According to Group 5, its African and Eastern European operations remained buoyant and the company expected a strong improvement in earnings for the full year.
'However, the company's business in the Middle East is under pressure. Dubai authorities had terminated a 3.3 billion rand ($324 million) contract and had suspended a 654 million rand contract, Group Five said, said an official.
It said other contracts to the value of 563 million rand in Dubai, Abu Dhabi and Jordan were not affected.

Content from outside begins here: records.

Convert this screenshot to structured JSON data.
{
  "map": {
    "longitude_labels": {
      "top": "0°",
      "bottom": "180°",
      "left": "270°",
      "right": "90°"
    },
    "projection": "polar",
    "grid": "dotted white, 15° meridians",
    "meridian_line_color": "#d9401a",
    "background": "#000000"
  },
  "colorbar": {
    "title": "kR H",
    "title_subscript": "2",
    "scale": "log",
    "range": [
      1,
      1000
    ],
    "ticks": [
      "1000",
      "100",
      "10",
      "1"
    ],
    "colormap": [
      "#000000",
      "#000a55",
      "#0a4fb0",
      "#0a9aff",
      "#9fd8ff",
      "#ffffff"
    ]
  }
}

Group 5 said it expected a 50 per cent rise in first-half earnings, but headline earnings per share (EPS) - which strips out certain one-off, non-trading and financial items - was expected to be 45 per cent to 55 percent higher for the six months to the end of December compared to the previous half.
The company's shares gained 3.98 percent after the statement was released and were trading up 1.04 percent at 34.01 rand at 0847 GMT, outperforming Johannesburg's Top 40 index, which was down 1.98 percent.
Group Five, which has been benefitting from a building boom in South Africa ahead of the 2010 soccer World Cup, also said it had won more than 2 billion rand worth of public infrastructure contracts since November 2008.
'It's good news and bad news. On the earnings front, I think it was a pretty good performance, but some negative news throughout the Middle East,' a Johannesburg-based construction analyst said. 'It's going to be tough,' he added.